Saking bersihnya air kali, warga tidak tertarik membuat sumur untuk kebutuhan mandi, cuci, dan kakus. Baru tahun 1990-an, warga mulai membuat sumur dan jamban di rumah masing-masing. “Saat kali bersih, kami juga gampang mendapatkan berbagai jenis ikan, seperti tawes, sepat, udang tatang, dan sebagainya. Ikan ini untuk makan warga,” ujar Ali.
Kondisi ini menggambarkan kondisi sungai yang jernih dan bersih. Warga yang bermukim di sekitar sungai mendapatkan manfaat dari kehadiran sungai di tengah-tengah mereka.
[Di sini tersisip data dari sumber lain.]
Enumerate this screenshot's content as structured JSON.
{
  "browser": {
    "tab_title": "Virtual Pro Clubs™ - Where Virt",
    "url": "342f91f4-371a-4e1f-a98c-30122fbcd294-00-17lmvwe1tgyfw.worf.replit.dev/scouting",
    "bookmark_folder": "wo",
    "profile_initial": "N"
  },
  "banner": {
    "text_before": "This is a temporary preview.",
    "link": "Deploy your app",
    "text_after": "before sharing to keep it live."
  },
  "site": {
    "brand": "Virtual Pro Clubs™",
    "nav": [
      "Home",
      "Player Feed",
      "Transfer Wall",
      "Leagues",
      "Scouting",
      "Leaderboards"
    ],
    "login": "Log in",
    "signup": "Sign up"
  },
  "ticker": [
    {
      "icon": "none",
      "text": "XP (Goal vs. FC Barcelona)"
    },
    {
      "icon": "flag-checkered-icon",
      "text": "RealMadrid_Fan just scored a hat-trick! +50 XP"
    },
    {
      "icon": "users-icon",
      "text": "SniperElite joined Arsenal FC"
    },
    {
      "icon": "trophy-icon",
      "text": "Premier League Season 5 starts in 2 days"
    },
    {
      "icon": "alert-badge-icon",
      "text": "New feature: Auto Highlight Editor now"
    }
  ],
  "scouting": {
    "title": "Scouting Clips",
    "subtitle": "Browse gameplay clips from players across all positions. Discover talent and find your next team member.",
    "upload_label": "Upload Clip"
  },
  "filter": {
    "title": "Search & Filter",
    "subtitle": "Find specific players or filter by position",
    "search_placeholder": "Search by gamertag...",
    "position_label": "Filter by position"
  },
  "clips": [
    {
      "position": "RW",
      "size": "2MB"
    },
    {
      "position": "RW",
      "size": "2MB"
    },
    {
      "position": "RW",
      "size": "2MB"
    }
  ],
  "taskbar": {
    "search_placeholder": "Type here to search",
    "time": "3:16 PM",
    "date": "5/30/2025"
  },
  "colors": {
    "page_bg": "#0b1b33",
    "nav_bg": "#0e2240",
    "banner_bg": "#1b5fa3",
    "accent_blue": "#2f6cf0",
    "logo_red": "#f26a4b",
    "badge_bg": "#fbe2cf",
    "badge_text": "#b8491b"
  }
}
Memasuki tahun 1983, air Mookervaart mulai kotor. Pada saat bersamaan, jumlah penduduk bertambah, bangunan di sekitar sungai juga meningkat, dan pabrik bertumbuhan.
Kelestarian sungai pun mulai terancam. Pelan-pelan, air tidak lagi ramah bagi warga. Warga pun mulai berjarak dengan sungai. Sungai pun menjadi halaman belakang rumah warga. Suatu saat, Mookervaart pernah menjadi tempat pembuangan sampah warga.
Kini, sungai yang melintas di Jakarta Barat itu mulai dibenahi. Kondisinya sudah mulai membaik meskipun belum bisa pulih seperti sediakala. Jalan masih panjang dan semua pihak perlu terlibat membuat Mookervaart kembali cantik.